By AL MASTERS
The vacancy level, excluding sublease space, for high-rise office space in Orange County ended the second quarter at 9.8%, up 1% from the first quarter.
A vacancy rate in single digits still is considered by brokers as a healthy market even though most are recognizing a softer pace of absorption, which is expected to continue until 2008.
Industries that are being affected by the housing slowdown, such as banks and other financial firms, will suffer declines in profitability and respond by cutting workers that they added during the housing and consumer finance boom.
OC’s office market is dealing with the rapid disintegration of the subprime mortgage lending industry, which is and will continue to lead an increase in vacancy,both sublet and direct.
While net absorption in the airport and West Orange County submarkets was a positive 50,799 square feet, it was offset by a negative net absorption in the North, Central and South Orange County submarkets of 44,140 square feet. That resulted in only 6,659 square feet of positive net absorption for the county overall.
Absorption of high-rise space in the county is a negative 98,607 square feet, down from the first quarter’s 105,266 square feet.
Average asking lease rates for high-rises here continued to increase from the first quarter by 6 cents per square foot per month to $3.12. Rates were highlighted by the airport area, which posted a rate of $3.38 per square foot, and South Orange County, at $3.12 per square foot.
The North, Central and West Orange County lease rates still lagged those in the airport area primarily due to the increased asking rates for buildings under construction and the high prices achieved by sellers of office building portfolios such as the sale of Equity Office Properties Trust’s properties to Blackstone Group LP, and Blackstone’s resale to Maguire Properties Inc. Owners of properties under way and newly-acquired buildings do not anticipate any decline in asking rental rates.
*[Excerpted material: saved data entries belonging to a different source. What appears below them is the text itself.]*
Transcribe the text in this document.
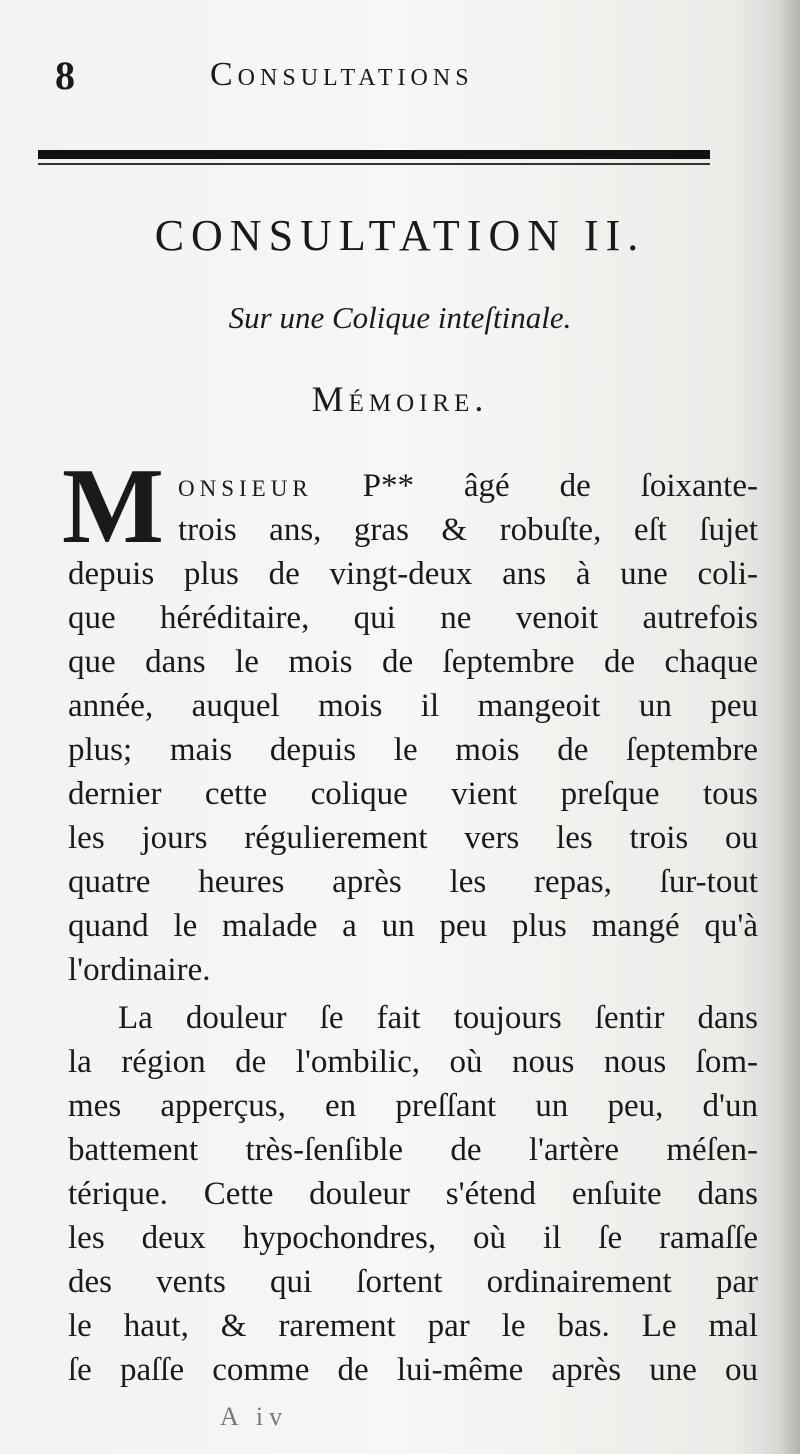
8	Consultations
CONSULTATION II.
Sur une Colique inteſtinale.
Mémoire.
M onsieur P** âgé de ſoixante-
trois ans, gras & robuſte, eſt ſujet
depuis plus de vingt-deux ans à une coli-
que héréditaire, qui ne venoit autrefois
que dans le mois de ſeptembre de chaque
année, auquel mois il mangeoit un peu
plus; mais depuis le mois de ſeptembre
dernier cette colique vient preſque tous
les jours régulierement vers les trois ou
quatre heures après les repas, ſur-tout
quand le malade a un peu plus mangé qu'à
l'ordinaire.
La douleur ſe fait toujours ſentir dans
la région de l'ombilic, où nous nous ſom-
mes apperçus, en preſſant un peu, d'un
battement très-ſenſible de l'artère méſen-
térique. Cette douleur s'étend enſuite dans
les deux hypochondres, où il ſe ramaſſe
des vents qui ſortent ordinairement par
le haut, & rarement par le bas. Le mal
ſe paſſe comme de lui-même après une ou
A iv
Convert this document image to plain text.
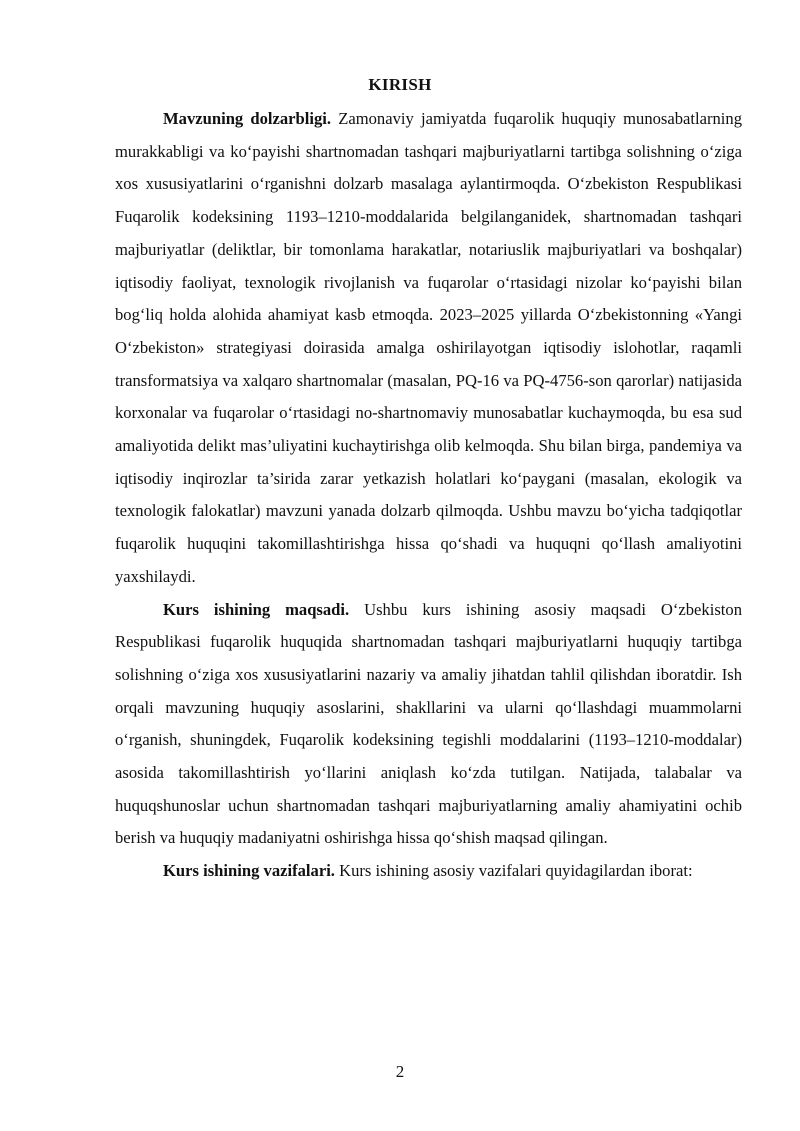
KIRISH

Mavzuning dolzarbligi. Zamonaviy jamiyatda fuqarolik huquqiy munosabatlarning murakkabligi va ko‘payishi shartnomadan tashqari majburiyatlarni tartibga solishning o‘ziga xos xususiyatlarini o‘rganishni dolzarb masalaga aylantirmoqda. O‘zbekiston Respublikasi Fuqarolik kodeksining 1193–1210-moddalarida belgilanganidek, shartnomadan tashqari majburiyatlar (deliktlar, bir tomonlama harakatlar, notariuslik majburiyatlari va boshqalar) iqtisodiy faoliyat, texnologik rivojlanish va fuqarolar o‘rtasidagi nizolar ko‘payishi bilan bog‘liq holda alohida ahamiyat kasb etmoqda. 2023–2025 yillarda O‘zbekistonning «Yangi O‘zbekiston» strategiyasi doirasida amalga oshirilayotgan iqtisodiy islohotlar, raqamli transformatsiya va xalqaro shartnomalar (masalan, PQ-16 va PQ-4756-son qarorlar) natijasida korxonalar va fuqarolar o‘rtasidagi no-shartnomaviy munosabatlar kuchaymoqda, bu esa sud amaliyotida delikt mas’uliyatini kuchaytirishga olib kelmoqda. Shu bilan birga, pandemiya va iqtisodiy inqirozlar ta’sirida zarar yetkazish holatlari ko‘paygani (masalan, ekologik va texnologik falokatlar) mavzuni yanada dolzarb qilmoqda. Ushbu mavzu bo‘yicha tadqiqotlar fuqarolik huquqini takomillashtirishga hissa qo‘shadi va huquqni qo‘llash amaliyotini yaxshilaydi.

Kurs ishining maqsadi. Ushbu kurs ishining asosiy maqsadi O‘zbekiston Respublikasi fuqarolik huquqida shartnomadan tashqari majburiyatlarni huquqiy tartibga solishning o‘ziga xos xususiyatlarini nazariy va amaliy jihatdan tahlil qilishdan iboratdir. Ish orqali mavzuning huquqiy asoslarini, shakllarini va ularni qo‘llashdagi muammolarni o‘rganish, shuningdek, Fuqarolik kodeksining tegishli moddalarini (1193–1210-moddalar) asosida takomillashtirish yo‘llarini aniqlash ko‘zda tutilgan. Natijada, talabalar va huquqshunoslar uchun shartnomadan tashqari majburiyatlarning amaliy ahamiyatini ochib berish va huquqiy madaniyatni oshirishga hissa qo‘shish maqsad qilingan.

Kurs ishining vazifalari. Kurs ishining asosiy vazifalari quyidagilardan iborat:

2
Four high-rise projects under construction in the airport area and two in South Orange County will bring 1,966,571 square feet to the market. They have 221,202 square feet, or 11%, preleased.
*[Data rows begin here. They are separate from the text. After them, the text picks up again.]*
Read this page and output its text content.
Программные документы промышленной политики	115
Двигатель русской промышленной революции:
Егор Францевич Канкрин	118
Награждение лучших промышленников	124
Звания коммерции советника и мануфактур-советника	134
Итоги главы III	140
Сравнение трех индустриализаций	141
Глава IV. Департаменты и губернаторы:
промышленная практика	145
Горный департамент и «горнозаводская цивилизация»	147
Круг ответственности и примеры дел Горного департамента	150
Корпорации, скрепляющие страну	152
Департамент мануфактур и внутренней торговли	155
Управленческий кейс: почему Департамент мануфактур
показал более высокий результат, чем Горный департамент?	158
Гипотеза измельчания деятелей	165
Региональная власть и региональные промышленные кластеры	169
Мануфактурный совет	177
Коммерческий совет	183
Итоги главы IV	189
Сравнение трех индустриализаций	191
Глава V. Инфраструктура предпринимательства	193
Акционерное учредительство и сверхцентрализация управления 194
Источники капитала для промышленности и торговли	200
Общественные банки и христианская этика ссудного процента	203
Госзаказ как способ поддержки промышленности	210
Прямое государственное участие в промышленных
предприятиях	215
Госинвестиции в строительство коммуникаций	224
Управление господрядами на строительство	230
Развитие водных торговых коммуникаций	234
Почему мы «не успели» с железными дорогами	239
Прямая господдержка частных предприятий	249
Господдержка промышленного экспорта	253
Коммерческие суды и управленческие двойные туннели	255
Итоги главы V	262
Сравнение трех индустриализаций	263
With landlords of new buildings holding firm on the higher asking rates, tenants looking at renewing or relocating to another building are discovering there is a cost differential to relocate. Unless there is a compelling reason to move, many tenants are staying put after entering the market and comparing their alternatives. Additionally, as older building rents continue to escalate upward, tenants also are looking to class B or C quality buildings, which are 20% to 35% less in cost.
Masters is a first vice president in the Newport Beach office of CB Richard Ellis Group Inc.